The Islamic month of Dhu Al Hijjah marks Eid Al Adha celebrations.
The ministry called on experts to inform the department of the moon sighting or of its impossibility by contacting (05188.8.131.52), (0537.76.09.32), (0537.76.05.49), or (05184.108.40.206) or the fax number (05220.127.116.11).
Dhu Al Hijjah is the twelfth and final month in the Islamic calendar, marking Eid Al Adha, the festival of the sacrifice.
Eid Al Adha falls on the 10th day of the Islamic month.
Moroccan astronomer Abdelaziz Kharbouch Al Ifrani said Morocco will celebrate the first day of Eid on July 31, based on astronomical calculations.
Al Ifrani also expects the first day of Dhu Al Hijjah on July 22, while the day of Arafah, the second day of the hajj pilgrimage, will take place on July 30.
“It’s expected that most Islamic countries will [be] united in their holiday,” the astronomer said.
This year’s Eid will be unprecedented due to COVID-19, like Ramadan and Eid Al Fitr.
On July 17, the Ministry of the Interior announced a set of measures that Moroccan families and butchers should abide by during Eid celebrations.
The ministry will issue authorizations to professional butchers after they undergo COVID-19 tests.
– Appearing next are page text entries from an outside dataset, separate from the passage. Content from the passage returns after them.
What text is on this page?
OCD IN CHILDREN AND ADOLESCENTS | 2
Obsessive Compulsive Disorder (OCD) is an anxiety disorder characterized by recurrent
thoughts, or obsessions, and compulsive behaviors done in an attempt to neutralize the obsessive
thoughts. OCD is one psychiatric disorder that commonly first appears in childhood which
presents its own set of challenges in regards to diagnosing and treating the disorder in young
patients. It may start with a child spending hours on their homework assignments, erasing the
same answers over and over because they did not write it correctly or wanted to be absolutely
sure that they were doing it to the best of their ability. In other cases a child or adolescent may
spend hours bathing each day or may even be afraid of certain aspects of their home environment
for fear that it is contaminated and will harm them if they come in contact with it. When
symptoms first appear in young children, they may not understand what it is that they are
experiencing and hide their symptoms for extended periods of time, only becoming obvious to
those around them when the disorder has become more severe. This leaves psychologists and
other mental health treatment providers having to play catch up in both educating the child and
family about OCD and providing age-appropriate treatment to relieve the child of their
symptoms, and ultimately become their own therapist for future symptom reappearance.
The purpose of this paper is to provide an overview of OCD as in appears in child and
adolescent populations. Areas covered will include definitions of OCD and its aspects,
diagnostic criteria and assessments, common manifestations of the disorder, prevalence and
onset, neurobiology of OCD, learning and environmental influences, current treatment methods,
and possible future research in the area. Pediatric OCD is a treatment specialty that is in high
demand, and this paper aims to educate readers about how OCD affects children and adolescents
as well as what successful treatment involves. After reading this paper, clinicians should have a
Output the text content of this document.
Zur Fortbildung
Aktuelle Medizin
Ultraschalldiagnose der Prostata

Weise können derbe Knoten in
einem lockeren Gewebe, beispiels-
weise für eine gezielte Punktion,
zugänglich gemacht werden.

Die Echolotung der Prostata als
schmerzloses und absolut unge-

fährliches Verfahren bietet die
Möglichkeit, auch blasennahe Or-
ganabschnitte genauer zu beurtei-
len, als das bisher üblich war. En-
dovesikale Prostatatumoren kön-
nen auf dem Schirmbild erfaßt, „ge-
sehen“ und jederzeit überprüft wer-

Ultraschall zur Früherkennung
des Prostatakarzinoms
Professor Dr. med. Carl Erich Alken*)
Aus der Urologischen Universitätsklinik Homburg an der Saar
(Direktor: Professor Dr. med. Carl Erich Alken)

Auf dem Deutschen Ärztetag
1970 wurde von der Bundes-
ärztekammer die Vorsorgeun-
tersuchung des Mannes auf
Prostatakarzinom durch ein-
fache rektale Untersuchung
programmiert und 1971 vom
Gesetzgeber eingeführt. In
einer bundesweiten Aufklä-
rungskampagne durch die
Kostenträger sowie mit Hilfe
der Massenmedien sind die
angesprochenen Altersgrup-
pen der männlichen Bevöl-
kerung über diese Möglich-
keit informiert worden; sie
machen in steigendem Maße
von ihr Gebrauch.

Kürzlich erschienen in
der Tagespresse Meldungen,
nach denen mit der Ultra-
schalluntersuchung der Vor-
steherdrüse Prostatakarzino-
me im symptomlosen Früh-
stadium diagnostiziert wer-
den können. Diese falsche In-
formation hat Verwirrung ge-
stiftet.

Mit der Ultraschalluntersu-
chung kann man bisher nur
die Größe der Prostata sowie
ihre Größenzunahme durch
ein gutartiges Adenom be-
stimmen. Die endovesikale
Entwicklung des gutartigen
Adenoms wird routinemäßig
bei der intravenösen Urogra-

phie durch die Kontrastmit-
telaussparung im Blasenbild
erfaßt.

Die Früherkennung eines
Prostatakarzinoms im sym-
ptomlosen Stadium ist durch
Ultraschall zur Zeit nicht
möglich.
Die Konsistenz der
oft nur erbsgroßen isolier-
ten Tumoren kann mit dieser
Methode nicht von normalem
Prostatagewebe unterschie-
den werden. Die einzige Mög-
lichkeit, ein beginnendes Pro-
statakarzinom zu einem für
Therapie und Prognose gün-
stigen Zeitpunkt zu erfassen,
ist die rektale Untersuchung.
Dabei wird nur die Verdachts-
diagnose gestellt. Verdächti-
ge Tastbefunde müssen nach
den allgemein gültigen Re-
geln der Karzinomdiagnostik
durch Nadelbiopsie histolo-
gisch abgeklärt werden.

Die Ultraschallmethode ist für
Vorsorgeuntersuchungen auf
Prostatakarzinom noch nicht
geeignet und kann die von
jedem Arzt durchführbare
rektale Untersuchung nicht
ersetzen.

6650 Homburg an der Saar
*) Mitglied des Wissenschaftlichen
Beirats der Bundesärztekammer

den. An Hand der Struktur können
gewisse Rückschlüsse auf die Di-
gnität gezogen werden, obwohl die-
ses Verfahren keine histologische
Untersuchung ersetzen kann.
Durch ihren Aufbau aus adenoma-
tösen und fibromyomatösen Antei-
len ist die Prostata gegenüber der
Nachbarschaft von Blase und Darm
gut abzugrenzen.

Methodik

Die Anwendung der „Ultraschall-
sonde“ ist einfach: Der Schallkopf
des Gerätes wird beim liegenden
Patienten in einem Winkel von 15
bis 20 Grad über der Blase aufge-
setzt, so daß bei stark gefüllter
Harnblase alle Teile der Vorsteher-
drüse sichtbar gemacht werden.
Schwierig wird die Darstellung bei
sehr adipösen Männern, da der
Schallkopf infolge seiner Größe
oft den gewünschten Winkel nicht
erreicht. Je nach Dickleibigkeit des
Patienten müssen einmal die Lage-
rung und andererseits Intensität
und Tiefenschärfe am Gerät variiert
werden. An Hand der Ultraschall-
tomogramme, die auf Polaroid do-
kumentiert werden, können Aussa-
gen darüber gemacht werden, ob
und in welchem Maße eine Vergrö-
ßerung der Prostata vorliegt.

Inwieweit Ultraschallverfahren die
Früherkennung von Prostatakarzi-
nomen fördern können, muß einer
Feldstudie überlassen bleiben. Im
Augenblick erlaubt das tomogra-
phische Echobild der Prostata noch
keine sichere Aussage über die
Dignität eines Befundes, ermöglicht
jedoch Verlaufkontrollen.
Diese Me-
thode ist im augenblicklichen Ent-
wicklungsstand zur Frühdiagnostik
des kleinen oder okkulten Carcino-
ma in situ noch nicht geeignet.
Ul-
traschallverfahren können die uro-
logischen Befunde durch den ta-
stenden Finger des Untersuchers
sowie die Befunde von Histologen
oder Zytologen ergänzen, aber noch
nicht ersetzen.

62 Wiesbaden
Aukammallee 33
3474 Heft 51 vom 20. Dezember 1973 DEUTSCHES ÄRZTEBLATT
The measure aims to prevent the spread of COVID-19 when butchers visit households to help them slaughter livestock.
Local authorities will also provide necessary equipment to butchers in line with the preventive measures. The equipment will include face masks and disinfectants.
Morocco’s interior ministry also called on citizens to only hire butchers who received authorization from local authorities.
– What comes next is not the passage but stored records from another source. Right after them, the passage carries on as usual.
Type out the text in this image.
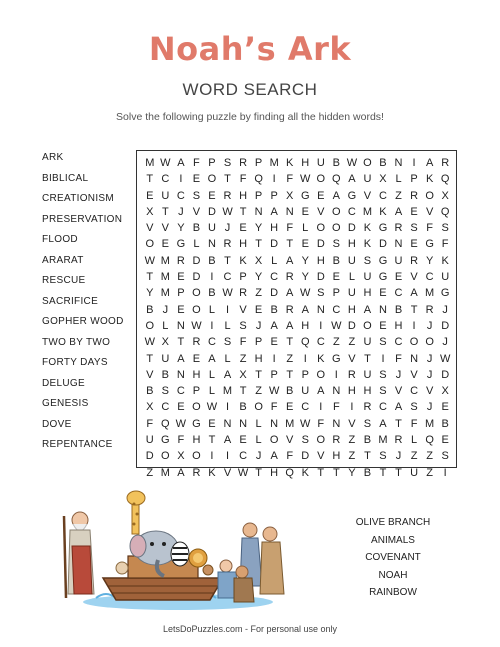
Noah’s Ark
WORD SEARCH
Solve the following puzzle by finding all the hidden words!
ARK
BIBLICAL
CREATIONISM
PRESERVATION
FLOOD
ARARAT
RESCUE
SACRIFICE
GOPHER WOOD
TWO BY TWO
FORTY DAYS
DELUGE
GENESIS
DOVE
REPENTANCE
M W A F P S R P M K H U B W O B N I A R
T C I E O T F Q I F W O Q A U X L P K Q
E U C S E R H P P X G E A G V C Z R O X
X T J V D W T N A N E V O C M K A E V Q
V V Y B U J E Y H F L O O D K G R S F S
O E G L N R H T D T E D S H K D N E G F
W M R D B T K X L A Y H B U S G U R Y K
T M E D I C P Y C R Y D E L U G E V C U
Y M P O B W R Z D A W S P U H E C A M G
B J E O L I V E B R A N C H A N B T R J
O L N W I L S J A A H I W D O E H I	J D
W X T R C S F P E T Q C Z Z U S C O O J
T U A E A L Z H I Z I K G V T I F N J W
V B N H L A X T P T P O I R U S J V J D
B S C P L M T Z W B U A N H H S V C V X
X C E O W I B O F E C I F I R C A S J E
F Q W G E N N L N M W F N V S A T F M B
U G F H T A E L O V S O R Z B M R L Q E
D O X O I	I C J A F D V H Z T S J Z Z S
Z M A R K V W T H Q K T T Y B T T U Z I
OLIVE BRANCH
ANIMALS
COVENANT
NOAH
RAINBOW
LetsDoPuzzles.com - For personal use only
How Moroccans celebrate Eid
Traditionally, thousands of Muslim men across Morocco and the world dress up in white djellabas to head to the mosques to perform Eid prayers.
However, with the COVID-19 pandemic, it is likely that citizens will have to perform the prayers at home. Morocco reopened mosques earlier this month for the five daily prayers, excluding Friday prayers.
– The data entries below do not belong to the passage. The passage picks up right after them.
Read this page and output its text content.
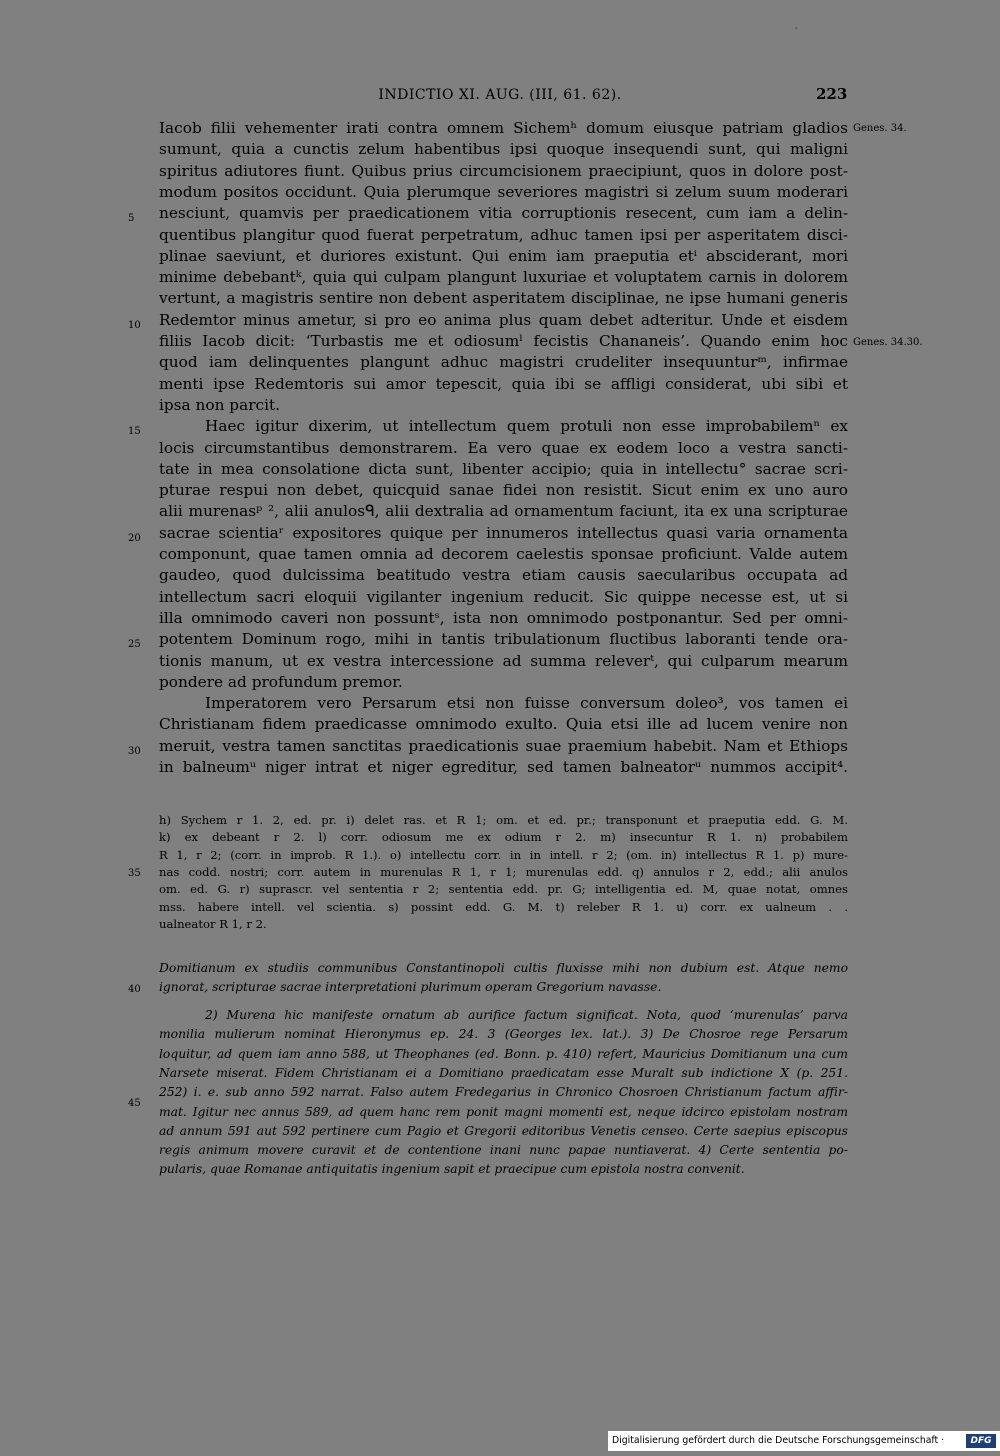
'
INDICTIO XI. AUG. (III, 61. 62).	223
Iacob filii vehementer irati contra omnem Sichemʰ domum eiusque patriam gladios
sumunt, quia a cunctis zelum habentibus ipsi quoque insequendi sunt, qui maligni
spiritus adiutores fiunt. Quibus prius circumcisionem praecipiunt, quos in dolore post-
modum positos occidunt. Quia plerumque severiores magistri si zelum suum moderari
nesciunt, quamvis per praedicationem vitia corruptionis resecent, cum iam a delin-
quentibus plangitur quod fuerat perpetratum, adhuc tamen ipsi per asperitatem disci-
plinae saeviunt, et duriores existunt. Qui enim iam praeputia etⁱ absciderant, mori
minime debebantᵏ, quia qui culpam plangunt luxuriae et voluptatem carnis in dolorem
vertunt, a magistris sentire non debent asperitatem disciplinae, ne ipse humani generis
Redemtor minus ametur, si pro eo anima plus quam debet adteritur. Unde et eisdem
filiis Iacob dicit: ‘Turbastis me et odiosumˡ fecistis Chananeis’. Quando enim hoc
quod iam delinquentes plangunt adhuc magistri crudeliter insequunturᵐ, infirmae
menti ipse Redemtoris sui amor tepescit, quia ibi se affligi considerat, ubi sibi et
ipsa non parcit.
Haec igitur dixerim, ut intellectum quem protuli non esse improbabilemⁿ ex
locis circumstantibus demonstrarem. Ea vero quae ex eodem loco a vestra sancti-
tate in mea consolatione dicta sunt, libenter accipio; quia in intellectu° sacrae scri-
pturae respui non debet, quicquid sanae fidei non resistit. Sicut enim ex uno auro
alii murenasᵖ ², alii anulosᑫ, alii dextralia ad ornamentum faciunt, ita ex una scripturae
sacrae scientiaʳ expositores quique per innumeros intellectus quasi varia ornamenta
componunt, quae tamen omnia ad decorem caelestis sponsae proficiunt. Valde autem
gaudeo, quod dulcissima beatitudo vestra etiam causis saecularibus occupata ad
intellectum sacri eloquii vigilanter ingenium reducit. Sic quippe necesse est, ut si
illa omnimodo caveri non possuntˢ, ista non omnimodo postponantur. Sed per omni-
potentem Dominum rogo, mihi in tantis tribulationum fluctibus laboranti tende ora-
tionis manum, ut ex vestra intercessione ad summa releverᵗ, qui culparum mearum
pondere ad profundum premor.
Imperatorem vero Persarum etsi non fuisse conversum doleo³, vos tamen ei
Christianam fidem praedicasse omnimodo exulto. Quia etsi ille ad lucem venire non
meruit, vestra tamen sanctitas praedicationis suae praemium habebit. Nam et Ethiops
in balneumᵘ niger intrat et niger egreditur, sed tamen balneatorᵘ nummos accipit⁴.
5
10
15
20
25
30
35
40
45
Genes. 34.
Genes. 34.30.
h) Sychem r 1. 2, ed. pr. i) delet ras. et R 1; om. et ed. pr.; transponunt et praeputia edd. G. M.
k) ex debeant r 2. l) corr. odiosum me ex odium r 2. m) insecuntur R 1. n) probabilem
R 1, r 2; (corr. in improb. R 1.). o) intellectu corr. in in intell. r 2; (om. in) intellectus R 1. p) mure-
nas codd. nostri; corr. autem in murenulas R 1, r 1; murenulas edd. q) annulos r 2, edd.; alii anulos
om. ed. G. r) suprascr. vel sententia r 2; sententia edd. pr. G; intelligentia ed. M, quae notat, omnes
mss. habere intell. vel scientia. s) possint edd. G. M. t) releber R 1. u) corr. ex ualneum . .
ualneator R 1, r 2.
Domitianum ex studiis communibus Constantinopoli cultis fluxisse mihi non dubium est. Atque nemo
ignorat, scripturae sacrae interpretationi plurimum operam Gregorium navasse.
2) Murena hic manifeste ornatum ab aurifice factum significat. Nota, quod ‘murenulas’ parva
monilia mulierum nominat Hieronymus ep. 24. 3 (Georges lex. lat.). 3) De Chosroe rege Persarum
loquitur, ad quem iam anno 588, ut Theophanes (ed. Bonn. p. 410) refert, Mauricius Domitianum una cum
Narsete miserat. Fidem Christianam ei a Domitiano praedicatam esse Muralt sub indictione X (p. 251.
252) i. e. sub anno 592 narrat. Falso autem Fredegarius in Chronico Chosroen Christianum factum affir-
mat. Igitur nec annus 589, ad quem hanc rem ponit magni momenti est, neque idcirco epistolam nostram
ad annum 591 aut 592 pertinere cum Pagio et Gregorii editoribus Venetis censeo. Certe saepius episcopus
regis animum movere curavit et de contentione inani nunc papae nuntiaverat. 4) Certe sententia po-
pularis, quae Romanae antiquitatis ingenium sapit et praecipue cum epistola nostra convenit.
Digitalisierung gefördert durch die Deutsche Forschungsgemeinschaft ·	DFG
The decision to exclude Friday’s prayers comes to avoid crowds at mosques.
The country reopened only 5,000 mosques out of the nation’s over 52,000.
After prayers, families gather to experience the Eid atmosphere as the father, oldest brother, or a professional butcher slaughters the livestock.
Moroccans donate part of the meat to people living in poverty.